A police motorcycle burns during a protest over the death of Mahsa Amini in Tehran. Photo: Reuters/West Asia News Agency

Executions carried out by the Iranian regime soared by 88 percent in 2022 compared with the previous year, a new report from an Iranian human rights organization has revealed.

In its annual report on the state of human rights in Iran, the Human Rights News Agency (HRANA) — founded in 2005 by a group of advocates — observed that the majority of the executions were “reported by independent sources and human rights organizations, indicating that 65 percent of executions are carried out in secret or without any public notice.” A total of 565 executions were carried out, the report said, two of them in public.

Iran is consistently among the top countries in the world for the number of executions it carries out, coming second only to China in 2021, according to the Death Penalty Information Center, an NGO.

Published on Monday, the HRANA report coincides with the news that 100 people detained for participating in the historic anti-regime protests that have raged across Iran since September are facing the death penalty. At least four protestors are reported to have already been executed, while nearly 500 people have so far been killed by security forces, including 34 women and 67 children. Throughout the year as a whole, 845 people were shot by security forces, 571 of whom lost their lives, according to the report.

The 65-page report was based on collection, analysis, and documentation of over 13,000 reports from 267 news sources from January 1 to December 20, 2022, HRANA said.
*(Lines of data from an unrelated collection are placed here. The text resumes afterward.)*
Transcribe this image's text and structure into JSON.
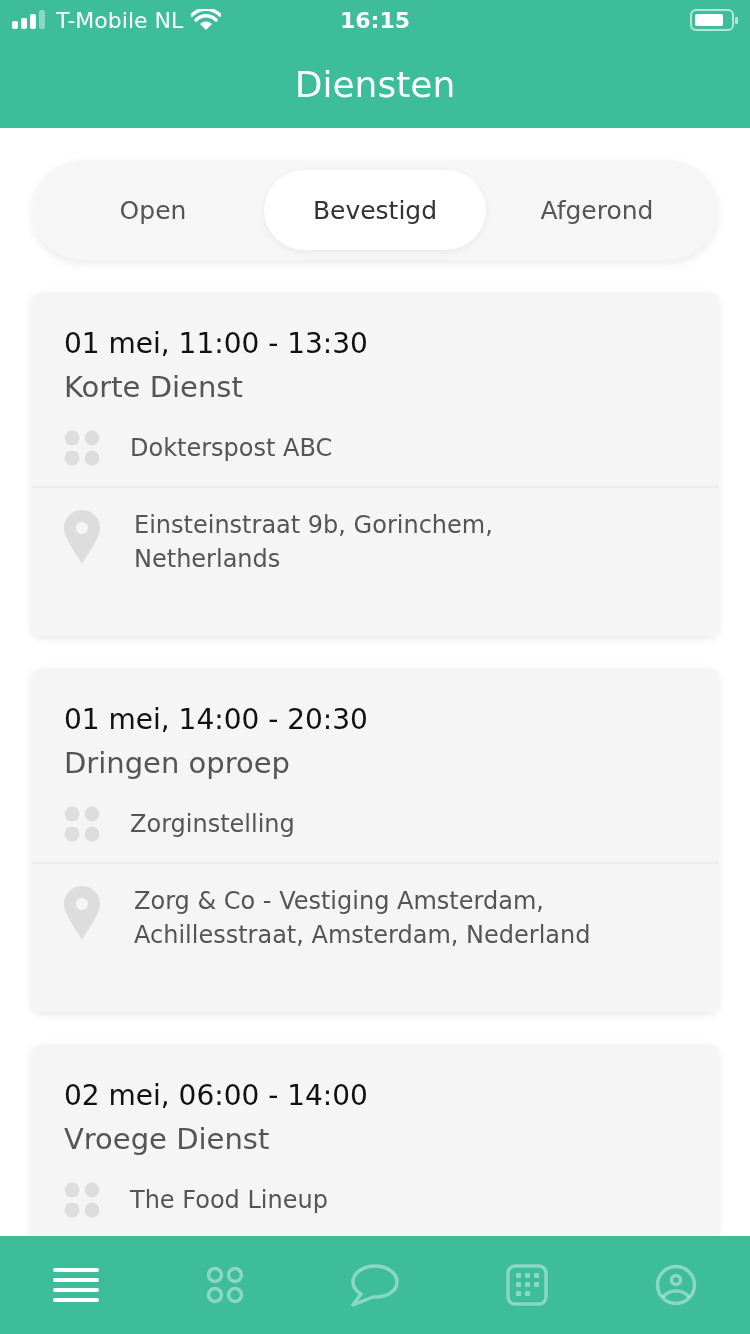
{
  "status_bar": {
    "carrier": "T-Mobile NL",
    "time": "16:15"
  },
  "header": {
    "title": "Diensten"
  },
  "segments": [
    {
      "label": "Open",
      "selected": false
    },
    {
      "label": "Bevestigd",
      "selected": true
    },
    {
      "label": "Afgerond",
      "selected": false
    }
  ],
  "shifts": [
    {
      "time": "01 mei, 11:00 - 13:30",
      "title": "Korte Dienst",
      "organisation": "Dokterspost ABC",
      "address": "Einsteinstraat 9b, Gorinchem, Netherlands"
    },
    {
      "time": "01 mei, 14:00 - 20:30",
      "title": "Dringen oproep",
      "organisation": "Zorginstelling",
      "address": "Zorg & Co - Vestiging Amsterdam, Achillesstraat, Amsterdam, Nederland"
    },
    {
      "time": "02 mei, 06:00 - 14:00",
      "title": "Vroege Dienst",
      "organisation": "The Food Lineup"
    }
  ],
  "tab_bar": [
    {
      "kind": "menu",
      "selected": true
    },
    {
      "kind": "grid",
      "selected": false
    },
    {
      "kind": "chat",
      "selected": false
    },
    {
      "kind": "keypad",
      "selected": false
    },
    {
      "kind": "profile",
      "selected": false
    }
  ]
}
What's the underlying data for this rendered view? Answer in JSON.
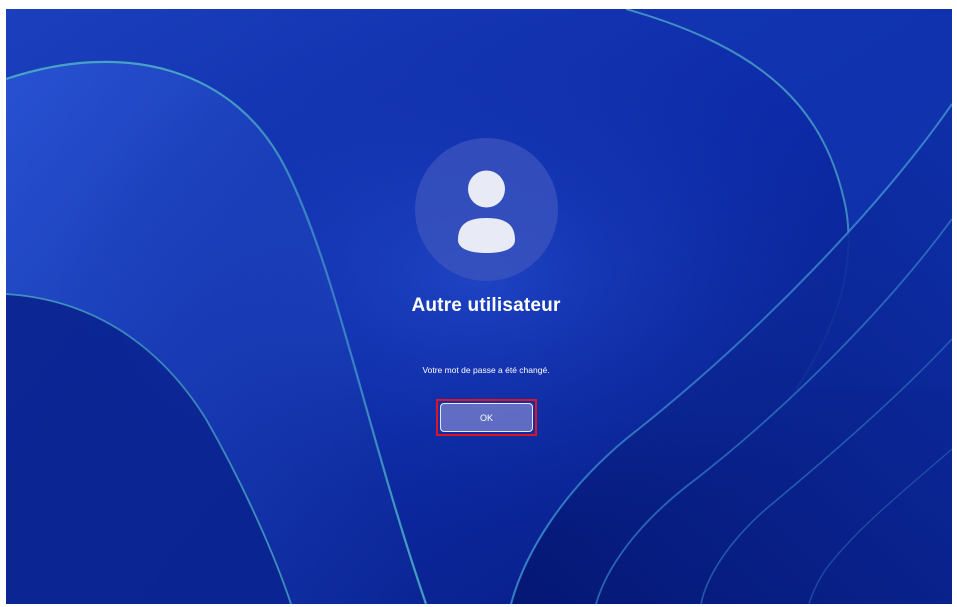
{
  "login": {
    "username": "Autre utilisateur",
    "message": "Votre mot de passe a été changé.",
    "ok_label": "OK"
  },
  "icons": {
    "avatar": "user-icon"
  },
  "colors": {
    "background": "#0b2aa3",
    "highlight_border": "#e0141c",
    "button_fill": "#6e78c8",
    "text": "#ffffff"
  }
}
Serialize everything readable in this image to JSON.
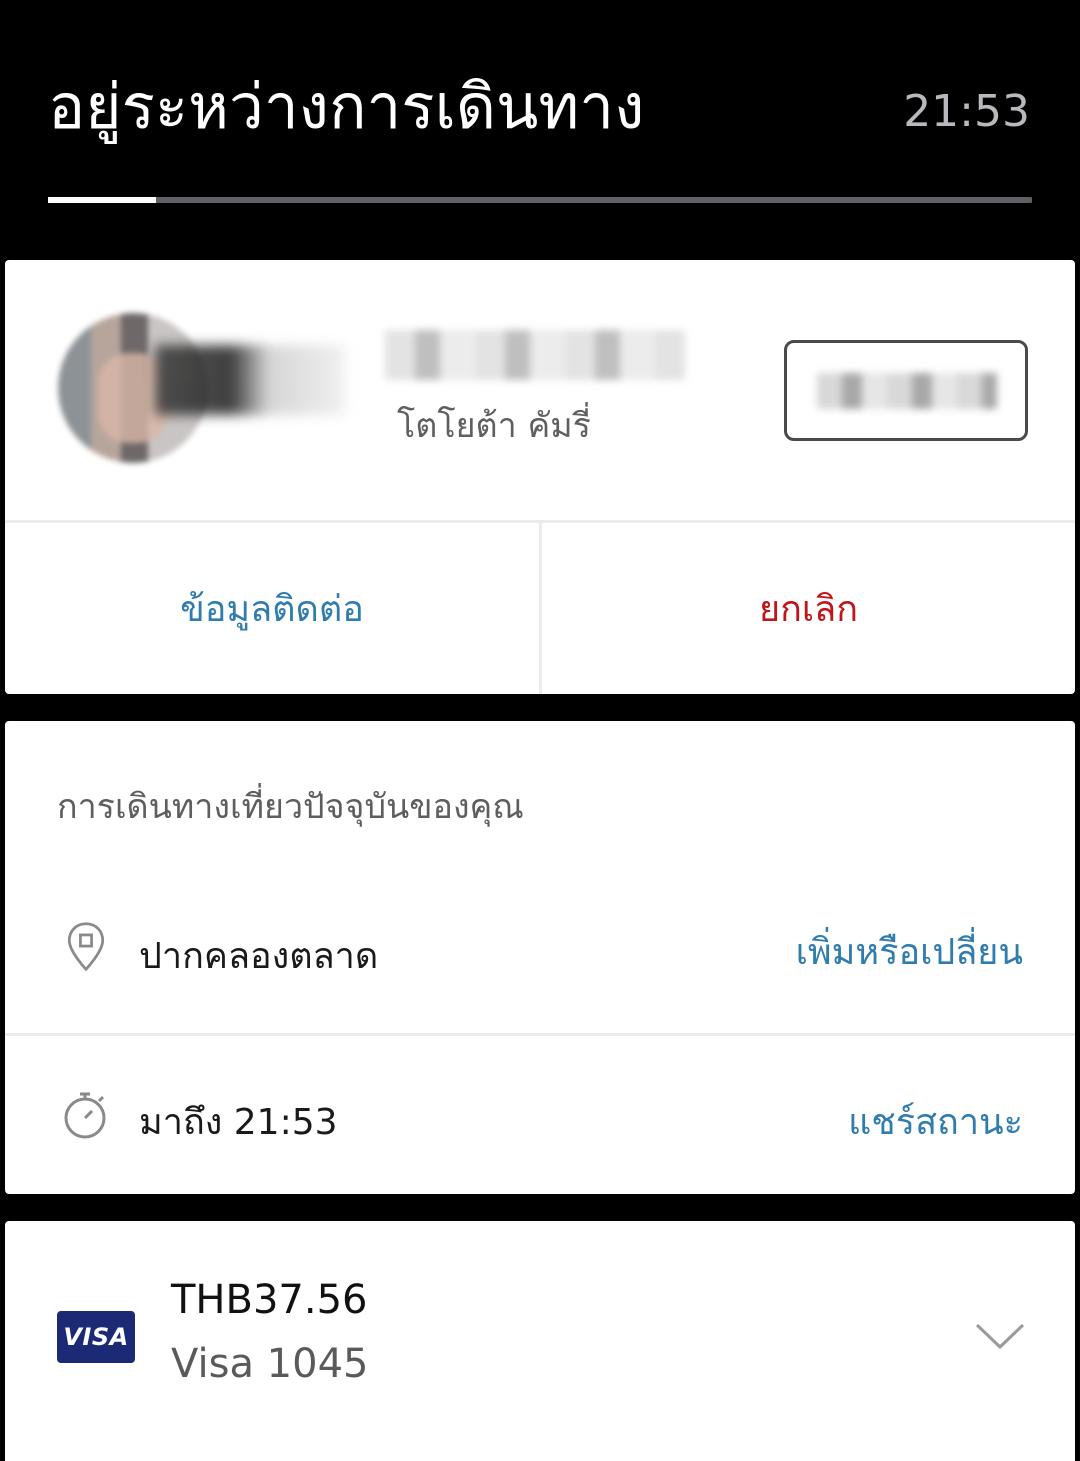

The report noted that there were inconsistencies when it came to reporting human rights abuses across the country. “Despite a 128 percent increase in reports of human rights violations from provinces other than Tehran when compared to last year’s Annual Report, data from this year still indicates that smaller cities lack adequate reporting and monitoring of human rights,” it stated. “There exists a major discrepancy between the capital, Tehran, and other parts of the country in terms of the number of published reports.”

Over the weekend, hardline clerics in Iran issued a statement urging harsher punishments against the protestors who took to the streets following the death on Sept. 16 of Mahsa Amini, a young Kurdish woman, at the hands of the regime’s morality police for allegedly wearing her hijab, or headscarf, improperly.

The Association of Qom Seminary Teachers, a group loyal to “Supreme Leader” Ayatollah Ali Khamenei, declared that anyone who “instigates fear in society” should be considered “mohareb” — an enemy of God — and therefore eligible for punishments including death, crucifixion and the forced amputation of limbs.